Trotse Eva Jinek: 'Toch krijgen jullie alleen Pax' oor te zien'

Beroemd
zaterdag, 22 december 2018 om 7:14
schermafbeelding 2018 12 22 om 71705 am
Eva Jinek is nog steeds zeer in de ban van zoon Pax. „Hij heeft zo’n hele luie gaap. Dan steek ik snel mijn neus in zijn mondje om een babyteug halen.” Maar Nederland krijgt niet meer van haar zoontje te zijn dat het stukje oor dat ze op Instagram zette na zijn komt. „Dat is het enige dat je te zien zult krijgen. Natuurlijk loop ik over van trots. Ik zou niks liever willen dan met de hele wereld delen hoe mooi hij is. Op mijn telefoon staan wel 50.000 foto’s van Paxie. Maar het is niet aan mij om die te tonen. Zijn moeder heeft de keuze gemaakt om in de openbaarheid te treden, hij niet. Hij mag later zelf bepalen of hij zijn gezicht wil laten zien. Ondertussen spam ik ter compensatie mijn familie en vrienden extra met talloze foto’s van hem.” 4 januari begint ze weer met haar werk. „Ik moet weer praten in volzinnen. Dexter en ik hadden ons nog zo voorgenomen om niet in babytaal te gaan praten. En nu praat ik toch namens de baby tegen hem. ’Papa, ik heb een doekje nodig’, ” zegt ze tegen De Telegraaf. „We hebben afgesproken dat Dexter, die freelancer is, de eerste vier maanden thuisblijft. Ik weet dat het bijzonder is dat wij dat zo kunnen regelen. De meeste vaders krijgen nu twee en straks vijf verlofdagen. Het is misschien een te zware term, maar ik vind dat bijna crimineel.” Ze heeft maar een beetje medelijden met Toine Huys. "Dit is een baan die verder louter voordelen heeft.

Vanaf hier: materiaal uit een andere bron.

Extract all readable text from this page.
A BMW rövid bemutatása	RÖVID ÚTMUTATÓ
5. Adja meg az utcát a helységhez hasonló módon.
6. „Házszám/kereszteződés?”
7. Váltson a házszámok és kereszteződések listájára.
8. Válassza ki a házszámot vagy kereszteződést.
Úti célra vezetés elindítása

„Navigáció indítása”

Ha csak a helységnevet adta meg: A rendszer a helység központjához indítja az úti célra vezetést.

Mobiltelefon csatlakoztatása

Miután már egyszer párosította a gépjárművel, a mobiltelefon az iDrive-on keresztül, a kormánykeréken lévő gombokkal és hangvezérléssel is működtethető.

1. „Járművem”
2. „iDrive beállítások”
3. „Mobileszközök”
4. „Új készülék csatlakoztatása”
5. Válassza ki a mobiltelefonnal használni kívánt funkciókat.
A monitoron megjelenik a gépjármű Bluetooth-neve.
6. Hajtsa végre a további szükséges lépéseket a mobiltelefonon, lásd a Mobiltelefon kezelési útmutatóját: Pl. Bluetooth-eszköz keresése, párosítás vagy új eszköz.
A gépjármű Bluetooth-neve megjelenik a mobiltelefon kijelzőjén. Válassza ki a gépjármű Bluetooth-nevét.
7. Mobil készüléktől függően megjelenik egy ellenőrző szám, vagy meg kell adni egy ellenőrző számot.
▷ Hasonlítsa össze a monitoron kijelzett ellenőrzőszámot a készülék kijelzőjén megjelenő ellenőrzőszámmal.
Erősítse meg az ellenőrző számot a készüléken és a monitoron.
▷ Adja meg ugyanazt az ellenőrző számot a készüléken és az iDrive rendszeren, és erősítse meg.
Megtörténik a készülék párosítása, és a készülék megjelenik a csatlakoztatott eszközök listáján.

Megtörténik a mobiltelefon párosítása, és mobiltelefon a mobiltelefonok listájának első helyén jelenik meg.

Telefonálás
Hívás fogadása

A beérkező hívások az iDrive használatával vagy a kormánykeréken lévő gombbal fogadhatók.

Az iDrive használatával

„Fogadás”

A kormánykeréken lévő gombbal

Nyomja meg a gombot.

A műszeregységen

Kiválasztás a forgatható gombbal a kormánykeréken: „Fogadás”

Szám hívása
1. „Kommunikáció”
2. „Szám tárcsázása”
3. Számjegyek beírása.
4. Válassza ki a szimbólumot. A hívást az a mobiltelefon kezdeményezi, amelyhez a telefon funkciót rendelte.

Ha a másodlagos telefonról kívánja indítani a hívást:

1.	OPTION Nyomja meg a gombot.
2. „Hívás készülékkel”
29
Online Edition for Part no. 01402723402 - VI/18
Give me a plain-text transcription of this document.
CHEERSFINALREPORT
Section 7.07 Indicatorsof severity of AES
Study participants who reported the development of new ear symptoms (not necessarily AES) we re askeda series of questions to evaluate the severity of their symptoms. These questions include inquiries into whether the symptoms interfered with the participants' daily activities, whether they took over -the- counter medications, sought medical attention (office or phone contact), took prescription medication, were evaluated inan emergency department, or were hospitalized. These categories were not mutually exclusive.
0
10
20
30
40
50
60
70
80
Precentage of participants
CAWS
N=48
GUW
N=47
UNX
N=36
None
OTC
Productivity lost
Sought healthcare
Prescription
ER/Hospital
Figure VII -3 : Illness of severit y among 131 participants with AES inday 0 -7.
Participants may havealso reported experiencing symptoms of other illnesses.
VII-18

Je wordt betaald om met interessante mensen te praten, maakt iedere dag iets spannends mee en je project is ’s avonds af. Dan ga je naar huis en morgen mag je weer. Ik kan maar weinig beroepen bedenken die zo uitdagend en bevredigend tegelijk zijn op zoveel niveaus.” "Ik besef dat ik het grootste geluk op aarde heb dat ik een kind op de wereld heb gezet. En ik ben nog steeds zo gestoord om tien uur per dag bezig te willen zijn met de talkshow.”